Les spécificités de l'approche évangélique
ER : Justement, l'essentiel peut-il se traduire par les
quatre points avancés souvent par les sociologues pour
décrire le mouvement évangélique, la conversion,
le biblicisme, le militantisme, le crucicentrisme ?
SL : Oui, il me semble qu'on a là une bonne définition
de ce qu'est l'évangélique. Cette définition
mérite d'être quelque peu affinée et dans
ce sens, quand le CNEF se donne comme déclaration de foi
la déclaration de foi de l'Alliance, on a là quelque
chose qui permet aussi de dire un peu plus que ces quatre points
et permet de balayer ce que j'appellerai les fondamentaux de
la foi chrétienne et de pouvoir manifester un accord sur
ces points. Le problème ce n'est pas tant ce que les gens
croient ou ne croient pas, mais plutôt la manière
dont ils vivent leur piété. C'est là où
l'on va avoir des difficultés : vous pouvez être
tout à fait en très bonne relation avec un chrétien
ou un pasteur d'une obédience complètement différente
de la vôtre, mais dès que vous êtes avec lui
dans son lieu de culte, ou réciproquement, les choses
peuvent être un peu plus difficiles.
La question des limites
ER : Est-ce qu'à l'Alliance Evangélique
on s'interroge sur la question des limites et des frontières :
qu'est-ce qui est protestant évangélique et qu'est-ce
qui ne l'est pas ? Je pense qu'il y a un débat au
sein du protestantisme.
SL : La question est en effet délicate mais il me
semble qu'un homme comme Stott, dans l'ouvrage édité
par la Ligue, « La foi évangélique,
un défi pour l'unité » nous aide à
y voir clair. Pour lui, la foi évangélique n'est
pas une innovation récente mais, en citant Luther, « rien
d'autre que ce que les Pères de l'Eglise, les apôtres
et Christ notre sauveur lui même ont enseigné ».Il
affirme que c'est « le courant principal du Christianisme,
avec des chrétiens qui n'ont aucune peine à réciter
le symbole des apôtres et celui de Nicée sans aucune
réserve mentale ». Je vous renvoie aussi à
ce que dit Sébastien Fath, avec les quatre points qui
caractérisent l'évangélique.
Pour nous et dans la suite de ce que je viens de dire, quand
quelqu'un devient membre de l'Alliance Evangélique, on
s'attache à être au clair sur sa déclaration
de foi ou plus exactement on vérifie s'il est en accord
avec la déclaration de foi de l'Alliance Evangélique.
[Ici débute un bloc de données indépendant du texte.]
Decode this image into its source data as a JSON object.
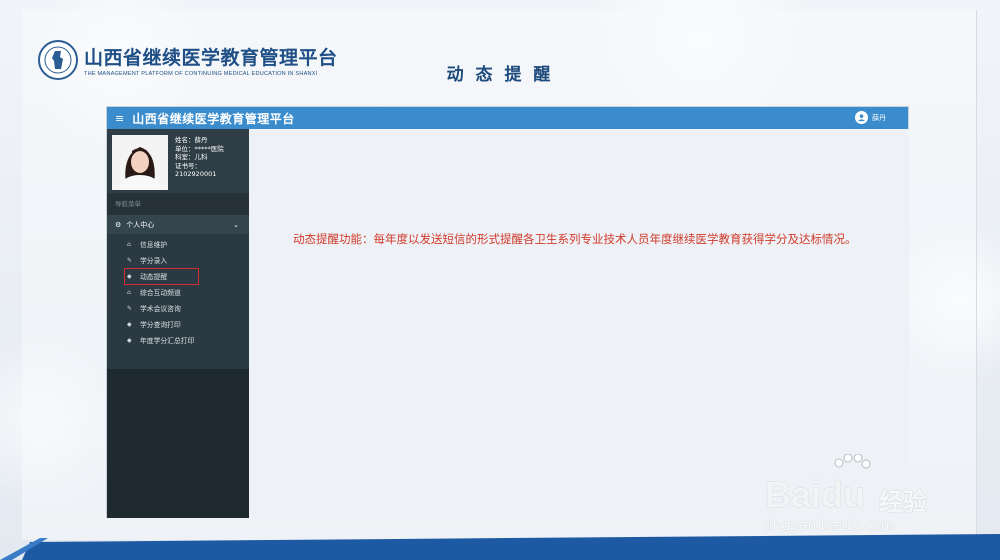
{
  "slide": {
    "logo_title": "山西省继续医学教育管理平台",
    "logo_subtitle": "THE MANAGEMENT PLATFORM OF CONTINUING MEDICAL EDUCATION IN SHANXI",
    "heading": "动 态 提 醒"
  },
  "app": {
    "title": "山西省继续医学教育管理平台",
    "user_name": "薛丹"
  },
  "profile": {
    "name_line": "姓名：薛丹",
    "unit_line": "单位：*****医院",
    "dept_line": "科室：儿科",
    "cert_label": "证书号：",
    "cert_number": "2102920001"
  },
  "nav": {
    "header": "导航菜单",
    "group_label": "个人中心",
    "items": [
      {
        "label": "信息维护",
        "icon": "home-icon"
      },
      {
        "label": "学分录入",
        "icon": "edit-icon"
      },
      {
        "label": "动态提醒",
        "icon": "tag-icon"
      },
      {
        "label": "综合互动频道",
        "icon": "home-icon"
      },
      {
        "label": "学术会议咨询",
        "icon": "edit-icon"
      },
      {
        "label": "学分查询打印",
        "icon": "tag-icon"
      },
      {
        "label": "年度学分汇总打印",
        "icon": "tag-icon"
      }
    ]
  },
  "content": {
    "description": "动态提醒功能：每年度以发送短信的形式提醒各卫生系列专业技术人员年度继续医学教育获得学分及达标情况。"
  },
  "watermark": {
    "brand": "Bai",
    "brand2": "du",
    "cn": "经验",
    "url": "jingyan.baidu.com"
  },
  "colors": {
    "topbar": "#3a8ccd",
    "sidebar": "#2b3a42",
    "highlight": "#d22d2d",
    "description_text": "#d23a2a"
  }
}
On s'interroge aussi sur sa pratique dans les relations avec
les autres communautés. Comment la collaboration se vit-elle
avec les autres communautés protestantes sur le terrain,
comment est-il perçu, comment lui-même perçoit-il
les autres ? On voit vite si la personne, qui peut être
au demeurant un très bon évangélique est
quelqu'un d'ouvert ou s'il vit sur un repli.
Le point de vue d'un sociologue
Les évangéliques
insistent traditionnellement surtout sur 4 points :
« 1. La conversion, c'est-à-dire le changement
radical de vie suite à l'expérience religieuse,
en l'occurrence, la rencontre avec le Christ.
2. Le biblicisme, la centralité de la Bible comprise non
seulement comme contenant la Parole de Dieu, mais comme étant
aussi véritablement cette Parole, parfaitement normative
dans tous les domaines de la vie.
3. Le militantisme, qui incite le chrétien converti à
traduire son expérience par un engagement, un témoignage
qui implique, à mon sens, assez nettement une « Eglise
de professants », dans laquelle on entre suite à
la profession personnelle de sa foi.
4. Le crucicentrisme, dont parle le théologien anglican
évangélique John Stott. Cette centralité
de la croix invite à lire l'événement de
la croix comme le point crucial de l'histoire humaine, le salut
ne passant que par la croix. C'est un thème en principe
très rémanent dans les prédications évangéliques. »
Sébastien Fath, sociologue (in religioscope.com/info/articles/005_evangeliques_fr.htm) |
__________
Au-delà de tout clivage
ER : Traditionnellement, l'Alliance Evangélique
fait preuve d'ouverture et favorise le lien entre les croyants;
selon la définition que donne le pasteur J.A. de Clermont,
président de la Fédération Protestante de
France devant les évêques de Lourdes, le terme d'évangéliques
est à prendre au sens générique, général,
généreux et génial : « sont
évangéliques, ceux qui placent au cur de leur foi
le message évangélique et ce qui en fait le noyau
central, la passion et la résurrection du Christ ».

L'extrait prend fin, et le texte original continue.